Di kelas kami ada Firmansyah, yang dengar-dengar sekarang ini jadi dokter. Ia konstan di puncak sejak kami kelas satu. Kalau saja Ibu Siahaan, sang guru Sejarah tidak mengerjainya dengan nilai 8 pada Cawu 2 tahun itu, ia akan punya rekor 100% on top. Justru karena ke-b***h-an itulah, Ita Juliastuti, sekarang dokter jebolan Trisakti, menyalipnya dan Firmansya dibuat pukul-pukul meja. Rank 3 ditempati bergantian mulai Daniel Cun hingga Robby Sampe, teman semeja saya yang favorit Inter Milan. Selebihnya sering bergantian. Saya sendiri tak pernah yakin bisa sampai posisi 13 semasa Kelas 2.

Gold is for the winner. Hanya sang Juara yang berhak menerima semua pujian. Saya sendiri karena bukan yang paling pintar, tak peduli dengan siapa yang akan angkat piala. Sebab pasti dia-dia lagi. Kalau pun saya sudah lulus sebagai anak IPA, itu sudah lebih dari cukup dan membanggakan.

(Kalau tidak salah lonceng berbunyi) dan kami dikumpulkan di aula. Mendengar penjelasan sang Kepala. Singkatnya kami akan mendengar lulus atau tidak di kelas masing-masing dan disampaikan langsung oleh wali kelas. Tapi ada yang tidak enak. Saya terus disorot oleh Ibu Siahaan karena jambang saya berwarna oranye. Sambil masa bodoh saya menuju kelas bersama teman-teman untuk kemudian menerima raport dan pengumuman 100% lulus itu. Pesta pun dimulai.


The G-Day - Ketika semua berpesta

Kemeja, celana, rok hingga kepala tak ada yang lolos. Semuanya dicoret habis dengan pilox dan spidol.
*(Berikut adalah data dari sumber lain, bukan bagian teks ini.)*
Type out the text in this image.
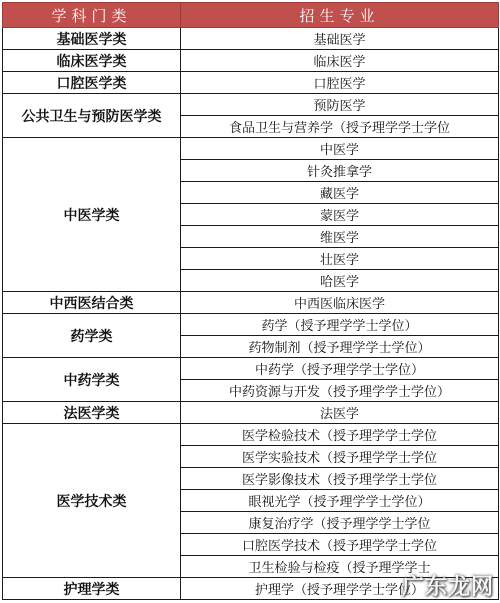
学科门类	招生专业
基础医学类	基础医学
临床医学类	临床医学
口腔医学类	口腔医学
公共卫生与预防医学类	预防医学
	食品卫生与营养学（授予理学学士学位
中医学类	中医学
	针灸推拿学
	藏医学
	蒙医学
	维医学
	壮医学
	哈医学
中西医结合类	中西医临床医学
药学类	药学（授予理学学士学位）
	药物制剂（授予理学学士学位）
中药学类	中药学（授予理学学士学位）
	中药资源与开发（授予理学学士学位）
法医学类	法医学
医学技术类	医学检验技术（授予理学学士学位
	医学实验技术（授予理学学士学位
	医学影像技术（授予理学学士学位
	眼视光学（授予理学学士学位）
	康复治疗学（授予理学学士学位
	口腔医学技术（授予理学学士学位
	卫生检验与检疫（授予理学学士
护理学类	护理学（授予理学学士学位）
广东龙网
Hijau, oranye, ungu, gold, silver hingga merah mencari tempat yang kosong. Bukan hanya siswa, kemeja saya ditandatangani oleh Pak Dharmono dan Pak Niko Buiney (sekarang jadi Kepsek-nya). Semua penuh warna terlebih kemeja yang saya pakai. Anehnya, kemeja itu hingga sekarang tak pernah saya cuci.

Kemeja penh warna itu juga tak bernoktah atau bau rusak; paling-paling apek karena terlalu lama disimpan. Kemarin dulu, adik saya juga menerima pengumuman lulus SMU tapi ia pulang ke rumah biasa-biasa saja, kemejanya bersih. Saya tak akan tanya kenapa sebab yang saya dengar, hingga pihak Dinas Pendidikan pun melarang siswa-siswi SMU merayakan kelulusan dengan corat-coret baju. Bahkan syarat menunjukkan kemeja bersih merupakan syarat pada saat menerima ijazah. Memang sich, ada yang tetap corat-coret kemeja juga meski dilarang. Saya duduk berpikir, kenapa semua itu dilarang. Tak boleh ada siswa corat-coret baju.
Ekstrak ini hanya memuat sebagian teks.